Гнев Перуна
Шрифт:
— А будет нам лепее взять любовь да ряд между всеми князьями русскими и стати супротив Степи! Безбожный и кознивый половчин хочет пошатнуть могущество наше со средины. По наущению ромеев же!
— У Святополка — взрослые чада от первой жены. И наследники-сыновья от нея же: Мстислав, Брячислав, Ярослав. Им же и стол киевский по закону наследовать. Чего боимся? Пусть берёт эту половчанку...
— Для этого ли свирепый Тугоркан стоит с ордой под Киевом? — отзывался Чудин. — Ведь он никогда не уйдёт отсюда и никого не пустит на киевский стол, кроме
— Когда это ещё будут у него внуки. Доживите!.. А нынче половчины наших смердов в полон ведут. Нивы наши топчут. Скотину угоняют. Голоден и бос наш люд...

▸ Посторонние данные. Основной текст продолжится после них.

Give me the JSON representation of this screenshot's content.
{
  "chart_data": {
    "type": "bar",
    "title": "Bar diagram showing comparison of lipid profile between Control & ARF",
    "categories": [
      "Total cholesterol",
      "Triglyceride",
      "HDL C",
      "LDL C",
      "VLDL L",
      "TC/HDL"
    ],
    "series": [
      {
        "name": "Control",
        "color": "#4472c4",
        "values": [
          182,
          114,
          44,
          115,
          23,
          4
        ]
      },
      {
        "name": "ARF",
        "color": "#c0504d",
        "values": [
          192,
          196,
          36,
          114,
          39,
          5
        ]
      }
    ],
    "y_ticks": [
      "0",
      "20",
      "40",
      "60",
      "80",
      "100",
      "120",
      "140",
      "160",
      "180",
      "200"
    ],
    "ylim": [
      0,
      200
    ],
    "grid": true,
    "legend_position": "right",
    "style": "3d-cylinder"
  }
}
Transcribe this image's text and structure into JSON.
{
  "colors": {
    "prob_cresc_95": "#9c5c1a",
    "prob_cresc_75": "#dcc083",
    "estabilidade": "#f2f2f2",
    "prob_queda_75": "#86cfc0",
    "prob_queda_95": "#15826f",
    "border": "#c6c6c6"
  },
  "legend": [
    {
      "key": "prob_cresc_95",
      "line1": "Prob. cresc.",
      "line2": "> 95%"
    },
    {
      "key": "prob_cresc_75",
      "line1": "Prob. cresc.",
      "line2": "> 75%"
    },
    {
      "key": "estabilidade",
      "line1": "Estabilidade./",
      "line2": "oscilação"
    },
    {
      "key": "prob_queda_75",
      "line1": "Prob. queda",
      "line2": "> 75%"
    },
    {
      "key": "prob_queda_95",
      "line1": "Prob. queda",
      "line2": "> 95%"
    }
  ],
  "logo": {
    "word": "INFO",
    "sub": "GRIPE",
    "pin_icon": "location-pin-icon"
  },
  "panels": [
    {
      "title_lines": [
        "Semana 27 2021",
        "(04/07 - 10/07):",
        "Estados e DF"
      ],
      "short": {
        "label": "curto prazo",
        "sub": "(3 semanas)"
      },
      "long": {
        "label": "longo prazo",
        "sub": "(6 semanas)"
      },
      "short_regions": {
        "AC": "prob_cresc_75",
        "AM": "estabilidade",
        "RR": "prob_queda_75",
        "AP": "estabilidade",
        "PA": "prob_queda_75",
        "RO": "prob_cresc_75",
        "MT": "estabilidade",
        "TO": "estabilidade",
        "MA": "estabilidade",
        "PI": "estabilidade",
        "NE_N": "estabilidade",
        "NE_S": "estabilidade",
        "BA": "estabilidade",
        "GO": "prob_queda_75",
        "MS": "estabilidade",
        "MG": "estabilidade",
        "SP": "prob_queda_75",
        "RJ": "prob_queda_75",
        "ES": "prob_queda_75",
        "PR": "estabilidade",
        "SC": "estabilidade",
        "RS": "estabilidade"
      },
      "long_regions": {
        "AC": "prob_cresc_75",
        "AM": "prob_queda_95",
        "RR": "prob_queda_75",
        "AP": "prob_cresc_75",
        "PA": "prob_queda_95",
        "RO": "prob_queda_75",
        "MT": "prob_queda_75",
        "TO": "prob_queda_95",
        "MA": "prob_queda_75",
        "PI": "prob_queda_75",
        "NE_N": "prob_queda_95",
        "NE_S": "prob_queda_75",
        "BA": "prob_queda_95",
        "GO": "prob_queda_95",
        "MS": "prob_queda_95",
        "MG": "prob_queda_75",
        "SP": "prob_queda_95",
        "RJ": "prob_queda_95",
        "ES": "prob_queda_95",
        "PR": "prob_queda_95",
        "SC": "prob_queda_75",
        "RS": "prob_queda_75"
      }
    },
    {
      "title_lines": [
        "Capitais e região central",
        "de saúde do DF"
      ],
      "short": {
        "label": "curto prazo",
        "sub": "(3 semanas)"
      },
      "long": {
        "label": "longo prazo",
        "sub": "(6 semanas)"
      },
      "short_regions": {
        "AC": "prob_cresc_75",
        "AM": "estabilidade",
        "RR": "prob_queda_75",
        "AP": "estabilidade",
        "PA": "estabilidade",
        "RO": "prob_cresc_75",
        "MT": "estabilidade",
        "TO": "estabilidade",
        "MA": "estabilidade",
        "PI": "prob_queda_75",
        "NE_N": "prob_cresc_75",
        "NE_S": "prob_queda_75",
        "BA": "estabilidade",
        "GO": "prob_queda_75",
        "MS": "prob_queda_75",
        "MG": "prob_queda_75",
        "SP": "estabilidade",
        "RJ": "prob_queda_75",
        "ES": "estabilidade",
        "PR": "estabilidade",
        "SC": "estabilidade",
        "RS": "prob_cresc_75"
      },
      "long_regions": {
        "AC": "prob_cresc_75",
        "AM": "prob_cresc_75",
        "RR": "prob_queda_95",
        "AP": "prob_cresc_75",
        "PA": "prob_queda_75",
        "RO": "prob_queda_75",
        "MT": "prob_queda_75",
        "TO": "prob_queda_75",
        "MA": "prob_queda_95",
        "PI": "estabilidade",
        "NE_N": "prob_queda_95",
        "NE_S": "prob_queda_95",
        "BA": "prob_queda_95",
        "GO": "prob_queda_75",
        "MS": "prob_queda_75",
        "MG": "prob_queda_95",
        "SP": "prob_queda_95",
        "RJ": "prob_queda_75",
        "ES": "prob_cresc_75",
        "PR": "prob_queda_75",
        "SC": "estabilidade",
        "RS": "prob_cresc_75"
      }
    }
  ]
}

— Что верно, то верно... — кивали головами бояре. Но согласия своего не давали. — Позор будет имени русскому — с дикими половцами родниться. Нехристи ведь они!
— Покрестить надобно.
И вновь начиналась ссора.
Под Киевом же дымилась от пожаров земля. Не высыхали слёзы сирот. Стонали пленники...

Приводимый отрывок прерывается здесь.